As befits the director of Mad Max and The Road Warrior, this sequel to the Academy
Award-nominated Babe is a far more boisterous affair than its predecessor. Whereas
audiences' initial introduction to the helium-voiced sheep-pig centered around the
benign characters of Hoggett's farm, Miller broadens the scope considerably by transplanting
the action to the metaphorical City (with its skyline sporting not only the Statue
of Liberty, but also the Eiffel Tower, the Hollywood sign, and the Sidney Opera House),
making for an altogether more rollicking affair. You know this isn't the same old
Babe when the film's first reel has plump Mrs. Hoggett being strip-searched by the
Drug Enforcement Agency. If the first film was a gentle parable for children and
adults alike, then Babe: Pig in the City is its brash city cousin, a surrealistic,
occasionally grim tale of valor in the face of terrifically bad odds. With occasional
flashes of Orwell's Animal Farm and some set design that looks strangely cribbed
from The City of Lost Children, it is easy to see why the filmmakers had difficulty
securing that all-important G rating. Miller opens his film moments after the close
of the first, with the sheep-pig Babe (E.G. Daily) basking in his newfound glory,
with farmer Hoggett (Cromwell) at his side. The adulation and notoriety soon take
second place to more pressing concerns when the farmer is accidentally injured, leaving
his wife Esme (Szubanski) to manage the farm. After that, it's not long before a
pair of cadaverous bank men come calling to inform the Hoggetts they are about to
lose their land.
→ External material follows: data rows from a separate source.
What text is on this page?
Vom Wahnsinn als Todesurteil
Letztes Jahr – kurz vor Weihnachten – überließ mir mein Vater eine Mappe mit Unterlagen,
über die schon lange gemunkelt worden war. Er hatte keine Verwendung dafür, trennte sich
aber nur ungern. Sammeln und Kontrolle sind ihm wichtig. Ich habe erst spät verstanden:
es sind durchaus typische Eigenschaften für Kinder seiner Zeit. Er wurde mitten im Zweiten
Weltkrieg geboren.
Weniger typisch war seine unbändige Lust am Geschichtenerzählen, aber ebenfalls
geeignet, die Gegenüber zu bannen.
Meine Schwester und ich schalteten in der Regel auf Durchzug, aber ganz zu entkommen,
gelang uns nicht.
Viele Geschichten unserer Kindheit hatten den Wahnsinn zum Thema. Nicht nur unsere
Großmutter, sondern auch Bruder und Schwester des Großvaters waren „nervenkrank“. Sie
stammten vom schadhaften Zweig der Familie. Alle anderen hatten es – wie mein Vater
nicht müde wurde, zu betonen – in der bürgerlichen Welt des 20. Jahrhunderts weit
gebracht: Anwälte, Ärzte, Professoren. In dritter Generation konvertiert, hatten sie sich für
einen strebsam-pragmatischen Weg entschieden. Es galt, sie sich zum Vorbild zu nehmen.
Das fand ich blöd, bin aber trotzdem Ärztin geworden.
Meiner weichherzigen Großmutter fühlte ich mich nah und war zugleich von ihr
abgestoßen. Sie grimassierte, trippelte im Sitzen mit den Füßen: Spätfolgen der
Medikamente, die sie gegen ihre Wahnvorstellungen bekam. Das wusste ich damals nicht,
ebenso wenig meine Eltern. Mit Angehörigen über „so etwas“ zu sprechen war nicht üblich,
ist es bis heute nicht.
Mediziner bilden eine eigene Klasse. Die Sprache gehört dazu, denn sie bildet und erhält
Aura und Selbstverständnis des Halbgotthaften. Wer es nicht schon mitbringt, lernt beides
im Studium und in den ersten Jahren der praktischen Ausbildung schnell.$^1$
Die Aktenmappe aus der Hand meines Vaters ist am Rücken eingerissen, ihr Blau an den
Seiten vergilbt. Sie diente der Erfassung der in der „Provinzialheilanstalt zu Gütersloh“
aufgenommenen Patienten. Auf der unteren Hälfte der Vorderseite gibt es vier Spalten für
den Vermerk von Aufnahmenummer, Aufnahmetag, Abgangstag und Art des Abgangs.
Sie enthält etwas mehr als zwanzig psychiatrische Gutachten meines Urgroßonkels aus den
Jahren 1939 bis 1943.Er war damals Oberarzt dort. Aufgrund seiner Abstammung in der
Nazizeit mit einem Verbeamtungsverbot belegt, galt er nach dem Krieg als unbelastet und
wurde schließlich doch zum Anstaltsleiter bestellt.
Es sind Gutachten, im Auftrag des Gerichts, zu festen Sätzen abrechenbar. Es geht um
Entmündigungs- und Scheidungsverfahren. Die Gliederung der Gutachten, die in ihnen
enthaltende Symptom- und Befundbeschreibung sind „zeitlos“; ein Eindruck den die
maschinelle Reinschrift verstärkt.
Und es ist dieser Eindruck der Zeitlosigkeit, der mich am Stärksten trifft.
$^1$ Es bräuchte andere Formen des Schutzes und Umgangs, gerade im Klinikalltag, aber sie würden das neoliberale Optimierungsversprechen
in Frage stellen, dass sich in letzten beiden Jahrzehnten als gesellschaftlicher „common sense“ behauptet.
In a desperate effort to secure some cash flow, Mrs. Hoggett and
Babe set out to make a guest appearance at a faraway fairgrounds, though a series
of missed connections leave them stranded in The City. There they check into an animal-friendly
hotel and, while Mrs. Hoggett is thrown in jail (after skirmishing with security
guards who appear to be extras from Mad Max), Babe allies himself with a group of
city-bred animals including a Fagin-esque orangutan and his hipster chimpanzee cronies
(headed by a cool Steven Wright). Much chaos ensues -- far too much to go into here
-- but suffice to say that yes, it all works out in the end. No surprise that; the
real question is whether kids are going to like this loud, tumultuous menagerie of
a film. Despite the odd scene of injured animals and breakneck suspense, this is
still a children's film, though it's much more Willy Wonka than Mickey Mouse. Miller's
non-stop pacing and sense of the absurd is operating on all cylinders, and though
younger kids might shy away from some of the adult gags (of which there are many),
that hard-won G rating is in place, barely. You couldn't have gotten a more pleasantly
bizarre film if Salvador Dali himself had directed, which says a lot for Miller's
rabid talents. Fans of the original (myself included) may be temporarily put off
by this sequel's kinetic clutter, but at its heart it's still the same pinkly porcine
tale of pig power and PETA-friendly anima.